Im China der Han-Dynastie erfreuten sich die Herrscher und ihre Günstlinge an akrobatischen Darbietungen. Für diese varietéähnlichen Unterhaltungen gab es in der Späteren Han-Zeit (25-220 n. Chr.) bei Hof eine Gruppe von etwa 25 Künstlern, die als die “Meister der hundert Unterhaltungen” (baixi shi 百戲師) bezeichnet wurden.[2] Der Gelehrte Zhang Heng 张衡 (78-139 n.

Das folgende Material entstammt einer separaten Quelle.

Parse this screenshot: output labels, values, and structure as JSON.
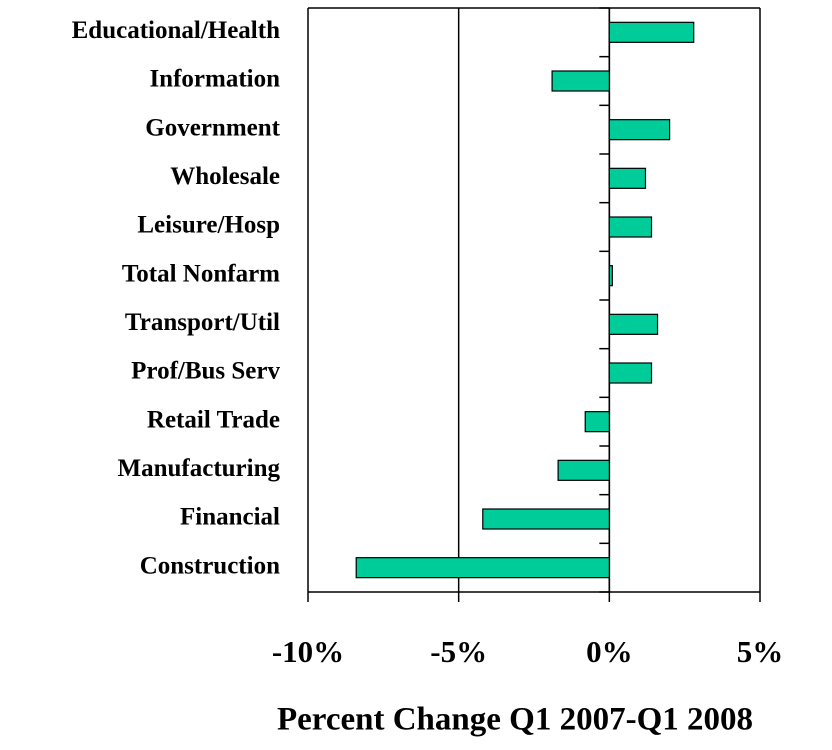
{
  "chart_data": {
    "type": "bar",
    "orientation": "horizontal",
    "x_label": "Percent Change Q1 2007-Q1 2008",
    "categories": [
      "Educational/Health",
      "Information",
      "Government",
      "Wholesale",
      "Leisure/Hosp",
      "Total Nonfarm",
      "Transport/Util",
      "Prof/Bus Serv",
      "Retail Trade",
      "Manufacturing",
      "Financial",
      "Construction"
    ],
    "values": [
      2.8,
      -1.9,
      2.0,
      1.2,
      1.4,
      0.1,
      1.6,
      1.4,
      -0.8,
      -1.7,
      -4.2,
      -8.4
    ],
    "color": "#00cc99",
    "xlim": [
      -10,
      5
    ],
    "xticks": [
      {
        "value": -10,
        "label": "-10%"
      },
      {
        "value": -5,
        "label": "-5%"
      },
      {
        "value": 0,
        "label": "0%"
      },
      {
        "value": 5,
        "label": "5%"
      }
    ],
    "grid": true
  }
}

Chr.) lieferte in seiner Xijing fu 西京賦 (“Ode (fu) über die westliche Hauptstadt”) eine Beschreibung dieser Kunst.[3]

Besonders aufwändige Vorstellungen müssen zur Zeit der Sui-Dynastie in der damaligen Hauptstadt Chang’an 長安 veranstaltet worden sein. Kaiser Yangdi (reg. 607-617) wollte den Gästen seiner festlichen Frühjahrsbankette eine besondere Unterhaltung bieten. In den Jahren zwischen 610 und 616 kamen jeweils rund 30000 Akrobaten aus dem ganzen Reich für diesen etwa zweiwöchigen Auftritt in die Hauptstadt.[4]

Auch in der auf die Sui folgenden Tang-Dynastie (618-906) konnten sich die Akrobaten der kaiserlichen Gunst sicher ein. Selbst bei Hof wurde ihre Ausbildung organisiert: Akrobaten, Musiker und Tänzer sollten für Veranstaltungen trainiert werden, bei denen bis zu zwölf verschiedene Kunststücke präsentiert werden sollten.[5]

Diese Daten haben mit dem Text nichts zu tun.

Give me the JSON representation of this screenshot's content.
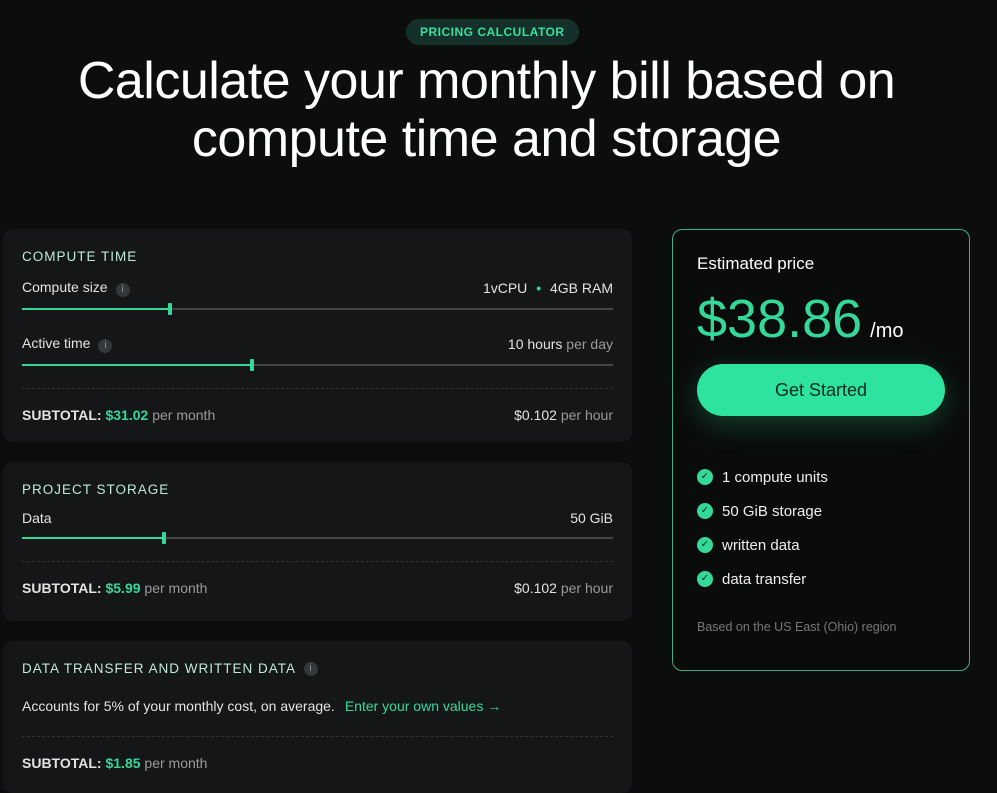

In der Song-Dynastie (960-1279) endete auch die kaiserliche Patronage für die Akrobaten. Die Begeisterung der Bevölkerung blieb allerdings ungebrochen. So ist es wenig verwunderlich, dass sich im Laufe der Zeit auch Scharlatane unter die Künstler mischten.[6]

Zu den bekanntesten und spektakulärsten Formen traditioneller chinesischer Akrobatik zählen mit den Beinen ausgeführte Jonglierakte (dengji 蹬技) unc das Balancieren eines Stapels Schüsseln oder Schalen (dingwan 頂碗) auf dem Kopf. Einen festen Platz im Repertoire haben auch jene Akrobaten, die sich als “Schlangenmenschen” durch Ringe schlängeln (zuanquan 鑽圈).

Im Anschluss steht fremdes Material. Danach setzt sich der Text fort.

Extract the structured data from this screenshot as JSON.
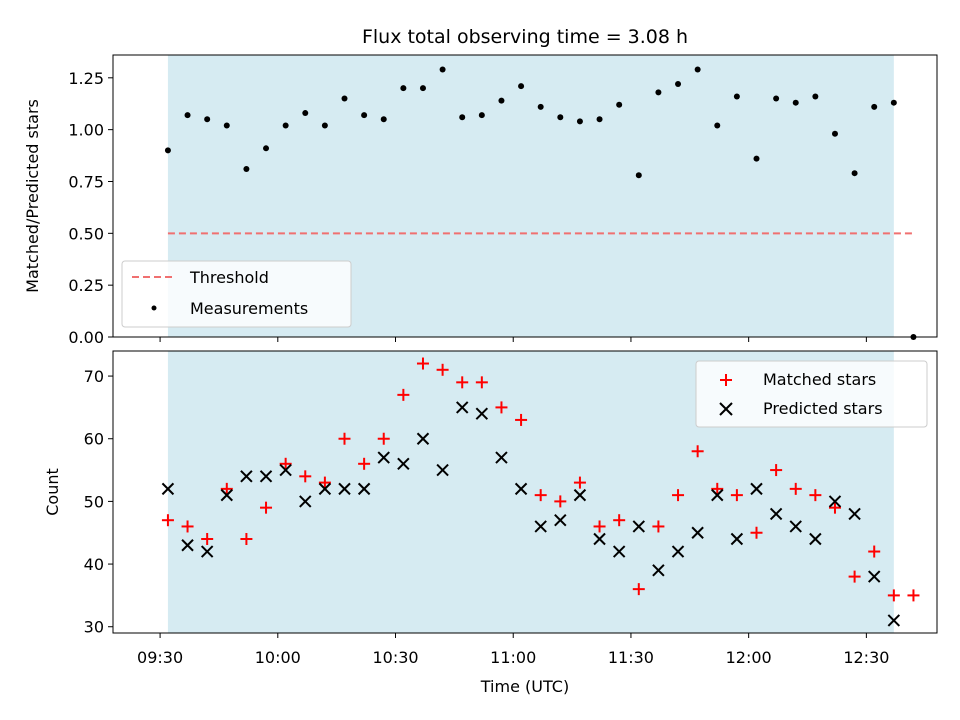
{
  "chart_data": {
    "type": "scatter",
    "title": "Flux total observing time = 3.08 h",
    "xlabel": "Time (UTC)",
    "x_ticks": [
      "09:30",
      "10:00",
      "10:30",
      "11:00",
      "11:30",
      "12:00",
      "12:30"
    ],
    "x_range": [
      "09:18",
      "12:48"
    ],
    "shaded_interval": [
      "09:32",
      "12:37"
    ],
    "panels": [
      {
        "ylabel": "Matched/Predicted stars",
        "ylim": [
          0,
          1.36
        ],
        "y_ticks": [
          "0.00",
          "0.25",
          "0.50",
          "0.75",
          "1.00",
          "1.25"
        ],
        "legend_position": "lower-left",
        "threshold": {
          "name": "Threshold",
          "value": 0.5,
          "x_range": [
            "09:32",
            "12:42"
          ],
          "color": "#f07070"
        },
        "series": [
          {
            "name": "Measurements",
            "color": "#000000",
            "marker": "dot",
            "x": [
              "09:32",
              "09:37",
              "09:42",
              "09:47",
              "09:52",
              "09:57",
              "10:02",
              "10:07",
              "10:12",
              "10:17",
              "10:22",
              "10:27",
              "10:32",
              "10:37",
              "10:42",
              "10:47",
              "10:52",
              "10:57",
              "11:02",
              "11:07",
              "11:12",
              "11:17",
              "11:22",
              "11:27",
              "11:32",
              "11:37",
              "11:42",
              "11:47",
              "11:52",
              "11:57",
              "12:02",
              "12:07",
              "12:12",
              "12:17",
              "12:22",
              "12:27",
              "12:32",
              "12:37",
              "12:42"
            ],
            "y": [
              0.9,
              1.07,
              1.05,
              1.02,
              0.81,
              0.91,
              1.02,
              1.08,
              1.02,
              1.15,
              1.07,
              1.05,
              1.2,
              1.2,
              1.29,
              1.06,
              1.07,
              1.14,
              1.21,
              1.11,
              1.06,
              1.04,
              1.05,
              1.12,
              0.78,
              1.18,
              1.22,
              1.29,
              1.02,
              1.16,
              0.86,
              1.15,
              1.13,
              1.16,
              0.98,
              0.79,
              1.11,
              1.13,
              0.0
            ]
          }
        ]
      },
      {
        "ylabel": "Count",
        "ylim": [
          29,
          74
        ],
        "y_ticks": [
          "30",
          "40",
          "50",
          "60",
          "70"
        ],
        "legend_position": "upper-right",
        "series": [
          {
            "name": "Matched stars",
            "color": "#ff0000",
            "marker": "plus",
            "x": [
              "09:32",
              "09:37",
              "09:42",
              "09:47",
              "09:52",
              "09:57",
              "10:02",
              "10:07",
              "10:12",
              "10:17",
              "10:22",
              "10:27",
              "10:32",
              "10:37",
              "10:42",
              "10:47",
              "10:52",
              "10:57",
              "11:02",
              "11:07",
              "11:12",
              "11:17",
              "11:22",
              "11:27",
              "11:32",
              "11:37",
              "11:42",
              "11:47",
              "11:52",
              "11:57",
              "12:02",
              "12:07",
              "12:12",
              "12:17",
              "12:22",
              "12:27",
              "12:32",
              "12:37",
              "12:42"
            ],
            "y": [
              47,
              46,
              44,
              52,
              44,
              49,
              56,
              54,
              53,
              60,
              56,
              60,
              67,
              72,
              71,
              69,
              69,
              65,
              63,
              51,
              50,
              53,
              46,
              47,
              36,
              46,
              51,
              58,
              52,
              51,
              45,
              55,
              52,
              51,
              49,
              38,
              42,
              35,
              35
            ]
          },
          {
            "name": "Predicted stars",
            "color": "#000000",
            "marker": "x",
            "x": [
              "09:32",
              "09:37",
              "09:42",
              "09:47",
              "09:52",
              "09:57",
              "10:02",
              "10:07",
              "10:12",
              "10:17",
              "10:22",
              "10:27",
              "10:32",
              "10:37",
              "10:42",
              "10:47",
              "10:52",
              "10:57",
              "11:02",
              "11:07",
              "11:12",
              "11:17",
              "11:22",
              "11:27",
              "11:32",
              "11:37",
              "11:42",
              "11:47",
              "11:52",
              "11:57",
              "12:02",
              "12:07",
              "12:12",
              "12:17",
              "12:22",
              "12:27",
              "12:32",
              "12:37"
            ],
            "y": [
              52,
              43,
              42,
              51,
              54,
              54,
              55,
              50,
              52,
              52,
              52,
              57,
              56,
              60,
              55,
              65,
              64,
              57,
              52,
              46,
              47,
              51,
              44,
              42,
              46,
              39,
              42,
              45,
              51,
              44,
              52,
              48,
              46,
              44,
              50,
              48,
              38,
              31
            ]
          }
        ]
      }
    ]
  }
}
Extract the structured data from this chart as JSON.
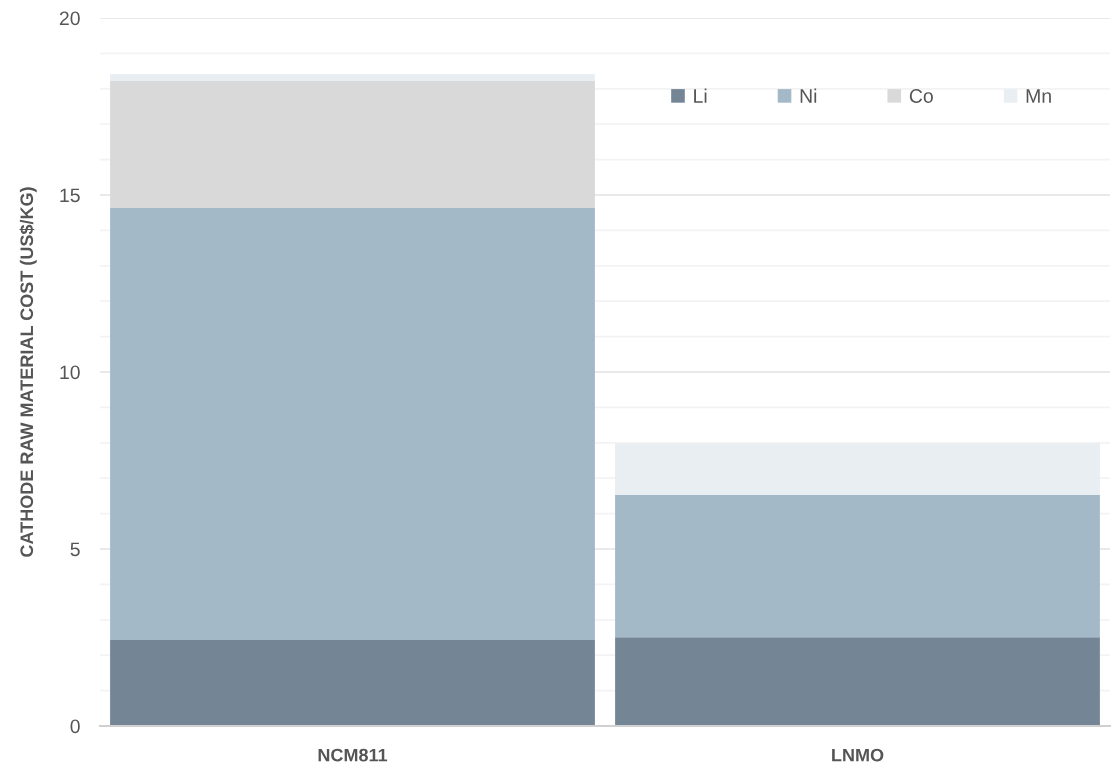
{
  "chart_data": {
    "type": "bar",
    "stacked": true,
    "ylabel": "CATHODE RAW MATERIAL COST (US$/KG)",
    "categories": [
      "NCM811",
      "LNMO"
    ],
    "series": [
      {
        "name": "Li",
        "color": "#748595",
        "values": [
          2.43,
          2.51
        ]
      },
      {
        "name": "Ni",
        "color": "#a3b9c7",
        "values": [
          12.2,
          4.02
        ]
      },
      {
        "name": "Co",
        "color": "#d9d9d9",
        "values": [
          3.59,
          0
        ]
      },
      {
        "name": "Mn",
        "color": "#e9eef2",
        "values": [
          0.2,
          1.46
        ]
      }
    ],
    "ylim": [
      0,
      20
    ],
    "yticks": [
      0,
      {
        "value": 1,
        "label": null
      },
      {
        "value": 2,
        "label": null
      },
      {
        "value": 3,
        "label": null
      },
      {
        "value": 4,
        "label": null
      },
      5,
      {
        "value": 6,
        "label": null
      },
      {
        "value": 7,
        "label": null
      },
      {
        "value": 8,
        "label": null
      },
      {
        "value": 9,
        "label": null
      },
      10,
      {
        "value": 11,
        "label": null
      },
      {
        "value": 12,
        "label": null
      },
      {
        "value": 13,
        "label": null
      },
      {
        "value": 14,
        "label": null
      },
      15,
      {
        "value": 16,
        "label": null
      },
      {
        "value": 17,
        "label": null
      },
      {
        "value": 18,
        "label": null
      },
      {
        "value": 19,
        "label": null
      },
      20
    ],
    "grid": "y",
    "legend": "top right"
  }
}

Die Akrobaten zählte man – wie “Jongleure, Seiltänzer, Feuerfresser, Schwertschlucker, Zauberkünstler (insbesondere mit Affen) usw.” zu den “vermischten Unterhaltungen” (zashua 雜耍).[7]

Den besonderen Reiz dieser Kunst machten die “Ortsunabhängigkeit, die niedrigen Kosten und die geringe Distanz zwischen Publikum und Akrobaten”[8] aus.

In der zweiten Hälfte des 20. Jahrhunderts wurde die chinesische Akrobatik dann auch international zum Begriff – man denke etwa an die in den 1980er Jahren von André Heller unter dem Titel “Begnadete Körper” organisierte Show.[9]:

Die Akrobatik hat heute nicht nur als selbständige Unterhaltungsform überlebt, sondern ist ganz wesentlicher Teil der Aufführungspraxis der erst sehr spät aufkommenden Pekinger Oper, die mit der Kulturrevolution (1966-1976) gleichsam zum Symbol für die einheimische chinesische Bühnenkunst avanciert ist.[10]

  1. Boye Lafayette De Mente: China’s Cultural Code Words (Lincolnwood, Ill., 1996), 462 f.
  2. Charles O. Hucker: A Dictionary of Official Titels in Imperial China (Stanford 1985) 388 (Nr.490).
  3. Huang Minghua: “The ‘Hundred Entertainments’. China’s 2,000-year-old tradition of acrobatics.” In: The Unesco Courier, January 1988, S. 8 f. Vgl. auch “The Acrobatic Team Show and Its Origins in the ‘Hundred Entertainments’”: http://web.archive.org/web/20050309180453/http://www.qiao.ca/tradition.htm.
  4. De Mente: China’s Cultural Code Words (1996), 462 f.
  5. Huang: ‘Hundred Entertainments’, 8.
  6. De Mente: China’s Cultural Code Words, 463.
  7. Wolfgang Franke (Hg.): China-Handbuch (Düsseldorf 1974) Sp. 1437 (“Unterhaltung”, Hu Chün-yin, Wolfgang Franke).
  8. Hochschule Ludwigshafen am Rhein/Ostasieninstitut: Ostasienlexikon, Stichwort “Akrobatik”
  9. Vgl. etwa Manfred Sack: “Möge diese Übung gelingen. Großmeister chinesischer Akrobatik unterwegs in der Bundesrepublik. André Hellers Show ‘Begnadete Körper’”. In: Die Zeit, Nr. 48, 22.11.1985, S. 59
  10. Wolfgang Kubin: Geschichte der chinesischen Literatur. Bd. 6: Das traditionelle chinesische Theater. Vom Mongolendrama bis zur Pekinger Oper (München 2009) 19.